CLUMBUS (TDB) -- An Ohio National Guard unit serving in Iraq is assigned to Task Force 134, the military command responsible for all detainee operations in that strife-torn nation where daily life is dangerous and chaotic. The Daily Bellwether learned of the assignment after ONG officials disclosed the mission of soldiers assigned to the Army Reserve's 324th Military Police Battalion today. But there was nothing that mentions the exact location of the security facility where they are based.
However, some elements of the 324th are at Camp Cropper, which is near the Baghad airport, and was the detention facility where Saddam Hussein repotedly spent his days in American custody. About 2,000 prisoners are held there now.
A statement sent by the 324th's public affairs officer in Baghdad, 1st Lt. Rob Glenn, said the Ohioans were working alongside guard members from Illinois and New Hampshire. "The primary mission of the unit is security, custody, care and control of the security detainees inside the facility,'' Glenn reported. He did not describe anything in detail, "But here is what we can tell you. It looks like any other detention facility. Concertina wire, concrete, chain link fence, wood and the steely resolve of a guard force . ."

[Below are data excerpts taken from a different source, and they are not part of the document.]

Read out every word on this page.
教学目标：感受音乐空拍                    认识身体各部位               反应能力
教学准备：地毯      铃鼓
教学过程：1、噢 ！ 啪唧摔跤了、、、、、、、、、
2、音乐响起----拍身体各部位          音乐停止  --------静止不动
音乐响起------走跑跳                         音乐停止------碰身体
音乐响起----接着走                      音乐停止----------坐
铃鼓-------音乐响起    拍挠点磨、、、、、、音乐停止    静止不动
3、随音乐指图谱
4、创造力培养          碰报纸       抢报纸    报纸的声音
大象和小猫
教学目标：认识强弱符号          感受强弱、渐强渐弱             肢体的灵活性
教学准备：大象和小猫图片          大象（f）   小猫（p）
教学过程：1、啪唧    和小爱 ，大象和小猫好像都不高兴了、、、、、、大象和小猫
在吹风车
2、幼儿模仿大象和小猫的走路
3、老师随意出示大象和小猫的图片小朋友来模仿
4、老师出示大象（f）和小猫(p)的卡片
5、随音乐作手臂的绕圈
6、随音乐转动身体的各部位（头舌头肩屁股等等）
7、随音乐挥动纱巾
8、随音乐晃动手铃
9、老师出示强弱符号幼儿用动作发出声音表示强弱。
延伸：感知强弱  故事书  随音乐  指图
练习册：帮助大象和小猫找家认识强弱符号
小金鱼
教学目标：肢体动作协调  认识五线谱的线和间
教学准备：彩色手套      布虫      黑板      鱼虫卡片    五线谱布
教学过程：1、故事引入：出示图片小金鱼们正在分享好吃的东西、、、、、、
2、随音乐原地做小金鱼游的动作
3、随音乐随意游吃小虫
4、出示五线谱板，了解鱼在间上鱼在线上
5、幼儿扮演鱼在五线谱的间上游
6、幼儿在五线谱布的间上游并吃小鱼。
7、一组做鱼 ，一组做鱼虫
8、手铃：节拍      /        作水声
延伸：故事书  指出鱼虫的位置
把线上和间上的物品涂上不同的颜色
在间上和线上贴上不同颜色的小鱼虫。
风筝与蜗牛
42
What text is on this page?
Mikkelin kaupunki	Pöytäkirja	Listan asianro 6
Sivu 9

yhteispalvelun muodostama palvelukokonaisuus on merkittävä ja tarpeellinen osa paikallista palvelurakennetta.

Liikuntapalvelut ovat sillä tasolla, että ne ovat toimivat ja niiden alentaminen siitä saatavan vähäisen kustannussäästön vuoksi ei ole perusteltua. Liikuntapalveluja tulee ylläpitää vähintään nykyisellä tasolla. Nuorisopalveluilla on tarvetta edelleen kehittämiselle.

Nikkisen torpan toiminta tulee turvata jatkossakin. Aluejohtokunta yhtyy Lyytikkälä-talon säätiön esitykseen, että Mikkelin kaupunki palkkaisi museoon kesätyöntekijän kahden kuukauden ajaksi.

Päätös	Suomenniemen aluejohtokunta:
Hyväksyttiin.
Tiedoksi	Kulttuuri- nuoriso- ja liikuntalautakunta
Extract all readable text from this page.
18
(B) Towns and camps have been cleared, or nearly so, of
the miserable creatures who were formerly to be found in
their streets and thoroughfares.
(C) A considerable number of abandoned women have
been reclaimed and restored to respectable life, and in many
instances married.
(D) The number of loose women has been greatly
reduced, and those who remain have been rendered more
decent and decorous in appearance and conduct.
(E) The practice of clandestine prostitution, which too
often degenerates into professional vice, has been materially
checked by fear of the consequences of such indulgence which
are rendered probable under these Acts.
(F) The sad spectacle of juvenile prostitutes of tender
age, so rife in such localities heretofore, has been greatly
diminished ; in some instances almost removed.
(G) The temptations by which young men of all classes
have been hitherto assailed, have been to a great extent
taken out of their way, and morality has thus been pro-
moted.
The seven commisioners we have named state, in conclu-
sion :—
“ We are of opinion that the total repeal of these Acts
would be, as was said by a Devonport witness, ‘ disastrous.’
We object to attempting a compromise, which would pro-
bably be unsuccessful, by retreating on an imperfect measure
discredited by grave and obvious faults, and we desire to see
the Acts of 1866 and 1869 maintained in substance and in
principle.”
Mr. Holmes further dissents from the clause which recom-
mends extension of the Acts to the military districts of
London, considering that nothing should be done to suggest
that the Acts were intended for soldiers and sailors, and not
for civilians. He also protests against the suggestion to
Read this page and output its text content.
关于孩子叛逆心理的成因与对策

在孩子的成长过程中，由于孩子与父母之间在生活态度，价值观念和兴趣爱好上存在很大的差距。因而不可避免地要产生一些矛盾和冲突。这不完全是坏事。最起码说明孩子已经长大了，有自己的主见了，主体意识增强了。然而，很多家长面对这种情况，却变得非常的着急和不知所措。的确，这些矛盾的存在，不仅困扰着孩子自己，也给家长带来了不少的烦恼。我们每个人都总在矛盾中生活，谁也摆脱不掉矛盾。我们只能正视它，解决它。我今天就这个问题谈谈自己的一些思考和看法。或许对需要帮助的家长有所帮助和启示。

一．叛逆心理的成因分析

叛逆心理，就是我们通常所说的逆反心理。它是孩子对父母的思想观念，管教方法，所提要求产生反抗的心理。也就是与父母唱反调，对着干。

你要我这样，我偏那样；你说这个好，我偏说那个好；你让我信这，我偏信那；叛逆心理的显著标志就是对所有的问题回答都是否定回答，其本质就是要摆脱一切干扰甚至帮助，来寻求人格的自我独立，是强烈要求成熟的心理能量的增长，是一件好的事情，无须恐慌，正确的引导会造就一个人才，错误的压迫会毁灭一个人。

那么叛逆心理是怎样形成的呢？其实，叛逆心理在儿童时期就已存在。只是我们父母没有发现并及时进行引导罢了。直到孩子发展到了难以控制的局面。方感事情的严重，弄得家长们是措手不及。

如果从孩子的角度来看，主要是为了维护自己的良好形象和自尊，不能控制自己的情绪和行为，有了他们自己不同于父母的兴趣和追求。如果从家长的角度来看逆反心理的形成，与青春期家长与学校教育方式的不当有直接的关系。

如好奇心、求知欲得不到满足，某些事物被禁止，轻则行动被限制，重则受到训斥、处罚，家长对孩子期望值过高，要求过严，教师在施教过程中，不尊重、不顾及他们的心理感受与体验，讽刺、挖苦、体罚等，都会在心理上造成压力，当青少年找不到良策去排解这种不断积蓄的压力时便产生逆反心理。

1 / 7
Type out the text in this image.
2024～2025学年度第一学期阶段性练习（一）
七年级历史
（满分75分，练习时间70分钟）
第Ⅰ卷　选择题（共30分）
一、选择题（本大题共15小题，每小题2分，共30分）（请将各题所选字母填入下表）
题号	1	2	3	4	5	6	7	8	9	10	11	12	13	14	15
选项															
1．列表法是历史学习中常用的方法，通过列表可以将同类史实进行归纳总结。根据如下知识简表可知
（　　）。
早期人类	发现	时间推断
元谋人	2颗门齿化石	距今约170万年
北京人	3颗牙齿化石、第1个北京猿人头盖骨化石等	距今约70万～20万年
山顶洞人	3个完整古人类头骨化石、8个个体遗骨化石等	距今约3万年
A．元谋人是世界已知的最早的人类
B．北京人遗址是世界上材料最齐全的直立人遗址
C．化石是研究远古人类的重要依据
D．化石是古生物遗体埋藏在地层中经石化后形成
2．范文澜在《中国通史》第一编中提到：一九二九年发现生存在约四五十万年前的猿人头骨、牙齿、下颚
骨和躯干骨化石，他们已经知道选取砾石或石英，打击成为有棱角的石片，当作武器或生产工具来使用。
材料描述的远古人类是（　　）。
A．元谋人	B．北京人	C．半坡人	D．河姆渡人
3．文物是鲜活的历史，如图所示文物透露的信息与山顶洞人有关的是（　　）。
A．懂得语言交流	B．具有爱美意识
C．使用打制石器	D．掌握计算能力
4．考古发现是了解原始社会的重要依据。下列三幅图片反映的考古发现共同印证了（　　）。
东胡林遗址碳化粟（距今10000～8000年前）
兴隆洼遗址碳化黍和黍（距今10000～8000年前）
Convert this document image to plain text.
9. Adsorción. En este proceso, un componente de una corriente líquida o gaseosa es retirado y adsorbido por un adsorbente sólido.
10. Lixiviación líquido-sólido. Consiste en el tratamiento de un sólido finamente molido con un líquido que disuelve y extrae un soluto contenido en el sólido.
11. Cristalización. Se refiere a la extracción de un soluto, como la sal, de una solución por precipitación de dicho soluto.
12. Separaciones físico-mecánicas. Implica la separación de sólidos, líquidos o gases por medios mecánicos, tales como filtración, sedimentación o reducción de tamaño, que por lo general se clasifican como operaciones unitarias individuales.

He said the soldiers are cautioned to use appropriate force, receive language training, and have been versed on the Geneva Convention. ''All leaders in the battalion recently conducted a study of the Abu Ghraib scandal and analyzed how a permissive environment was created, which led to the tragic events," Lt. Glenn wrote. "This training is instrumental in insuring such tragic events don't happen again."
ONG officials have posted Glenn's report from Iraq on the state's Web site HERE. Glenn said the soldiers are committed "to doing what is legally and morally right."
Ohio's soldiers are with the 1/124 Infantry. Some men from the unit were rushed to New Orleans after Hurricane Katrina and rescued trapped refugees inside the SuperDome. I was a newspaper reporter who covered the disaster and ran across the unit at the SuperDome. They were kind, patient and concerned about the people they were sent to help after the terrible storm. Hope all goes well in Iraq.